HISAT2 for paired end reads

Description

This tool aligns Illumina paired end reads to publicly available genomes.

You need to supply the reads in FASTQ files. The files can be compressed with gzip. Note that if you have more than two FASTQ files per sample (for example, Illumina NextSeq produces 8 FASTQ files per sample), you need to provide also two list files containing the file names in order to assign the FASTQ files to each direction. Please produce the list files using the tool "Utilities / Make a list of file names".

List files are optional if you have just two FASTQ files. Chipster will try to assign the files to directions based on file names. This assumes the files are named so that the beginning of the name is identical and the directions are specified with _1 and _2, e.g. Abc123_1, Abc123_2. If your files are named differently, you need to provide list files to make sure the files are assigned correctly.

Parameters

Genome (list of supported genomes) [latest human]
RNA-strandness (unstranded, FR, RF) [unstranded]
How many hits to report per read (1-1000000) [5]
Base quality encoding used (phred+33, phred+64) [phred+33]
Minimum intron length [20]
Maximum intron length [500000]
Allow soft clipping (yes, no) [yes]
Are long anchors required (yes, no) [no]

Details

HISAT2 (hierarchical indexing for spliced alignment of transcripts) is a highly efficient system for aligning reads from RNA sequencing experiments. HISAT2 uses an indexing scheme based on the Burrows-Wheeler transform and the Ferragina-Manzini (FM) index, employing two types of indexes for alignment: a whole-genome FM index to anchor each alignment and numerous local FM indexes for very rapid extensions of these alignments. HISAT's hierarchical index for the human genome contains 48,000 local FM indexes, each representing a genomic region of ~64,000 bp.

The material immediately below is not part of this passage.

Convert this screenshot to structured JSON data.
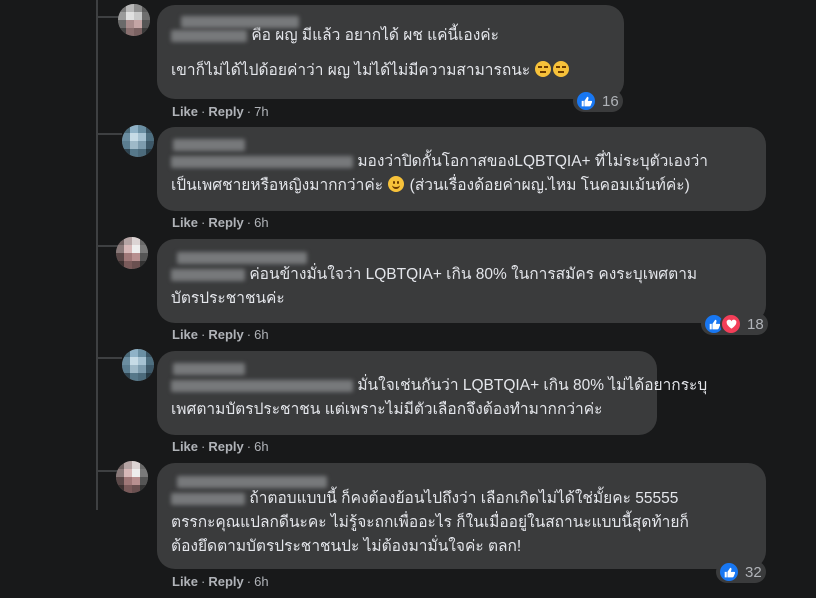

HISAT2 searches by default for up to 5 distinct, primary alignments for each read, but you can change this number. Primary alignments mean alignments whose alignment score is equal or higher than any other alignments. It is possible that multiple distinct alignments have the same score. The alignment score for a paired-end alignment equals the sum of the alignment scores of the individual mates. Note that HISAT2 does not "find" alignments in any specific order, so for reads that have more than 5 distinct, valid alignments, HISAT2 does not guarantee that the 5 alignments reported are the best possible in terms of alignment score. By default soft clipping is allowed, meaning that the ends of the read don't need to align if this increases the alignment score.

If you are planning to do transcriptome assembly afterwards, you should set the long anchor parameter to yes. With this option, HISAT2 requires longer anchor lengths for de novo discovery of splice sites. This leads to fewer alignments with short anchors, which helps transcript assemblers improve significantly in computation and memory usage.

After running HISAT2, Chipster indexes the BAM file using the SAMtools package. This way the results are ready to be visualized in the genome browser.

Output

This tool returns the following files:

hisat.bam: BAM file containing the alignments
hisat.bam.bai: Index for the BAM file
hisat.log: Summary of the alignment results

Reference

This tool is based on the HISAT2 package. Please cite the following article: Kim D, Langmead B and Salzberg SL. HISAT: a fast spliced aligner with low memory requirements Nature Methods 2015.